Addressing the problem
One of the main groups stopping patients from becoming addicted to opioids are physicians. That is why almost all states now have prescription monitoring programs, which allow doctors to recognize when a patient has been taking a prescription for too long or is using more than one doctor to get the same prescription, known as doctor shopping. If doctors are not paying attention or are prescribing certain opioids in high amounts, it can be easy for patients to get addicted and learn ways to get away with obtaining more. When that does not work, some may turn to cheaper alternatives such as heroin.

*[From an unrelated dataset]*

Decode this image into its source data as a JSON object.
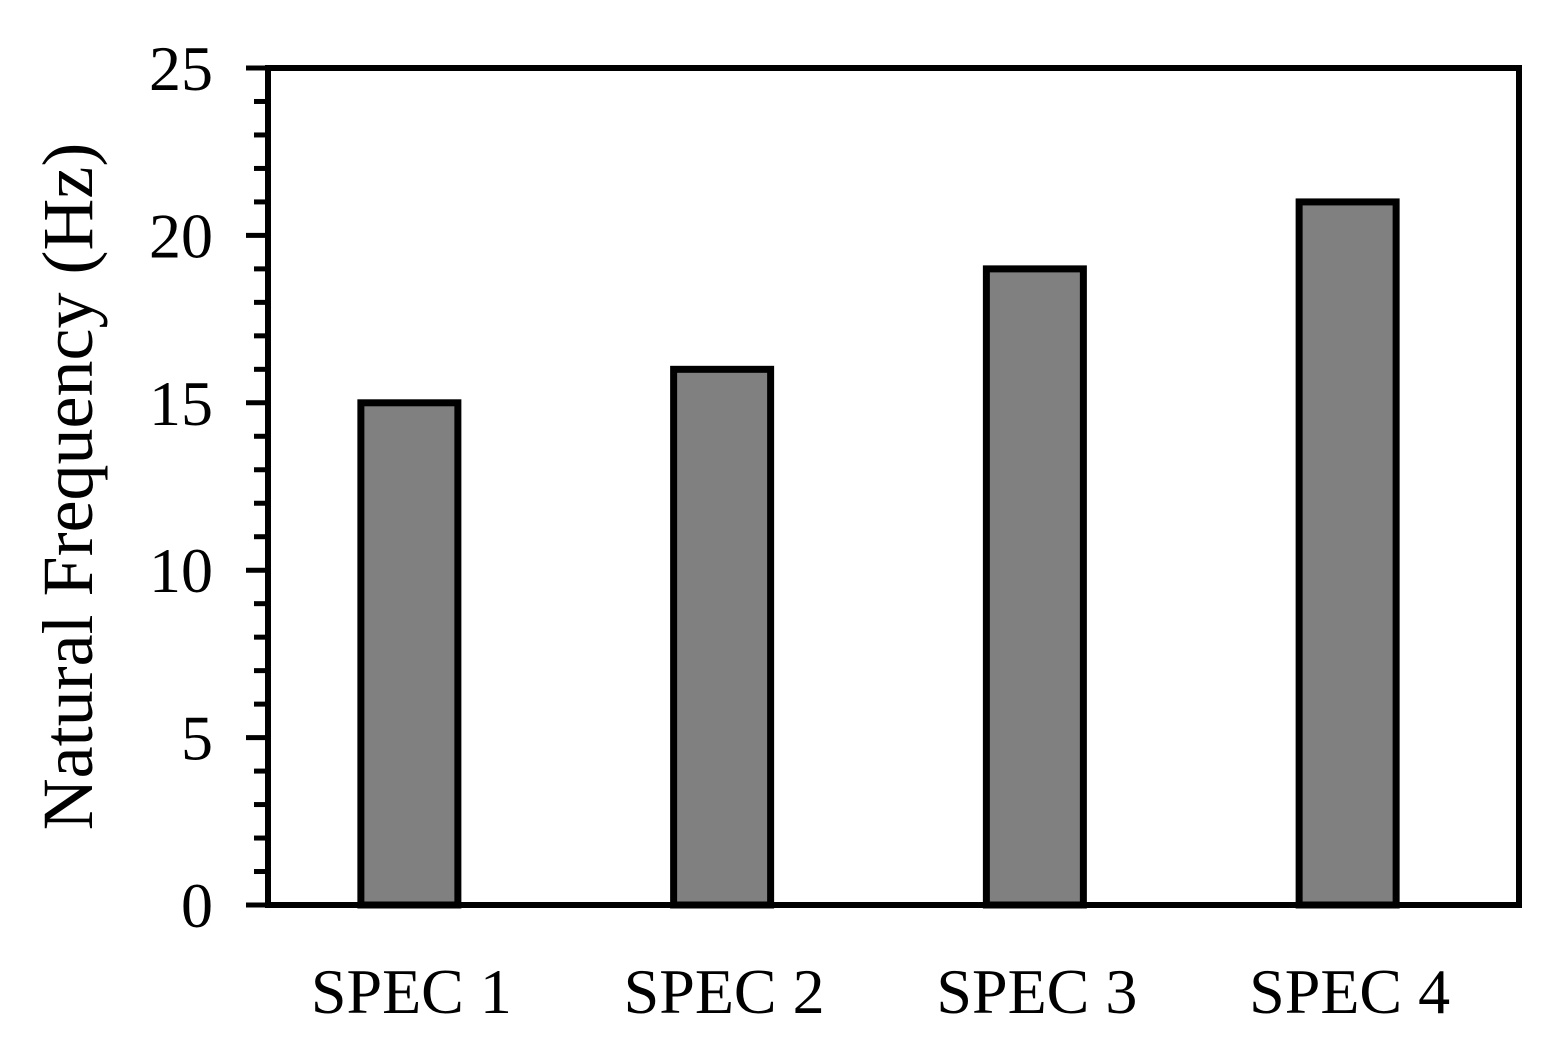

While over prescribing is one part of this major issue, it is also important for legislators to look at alternative ways to manage chronic pain and address addiction treatment throughout the state.
Maine is not the first state to do this. Last year, Massachusetts chose to protect patients from unreasonable co-pay amounts, and was successful in lowering the amount of opioids abused. Like Maine, Vermont and New Hampshire are thinking about putting forward similar bills that could hopefully reduce the number of people dealing with opiate dependency.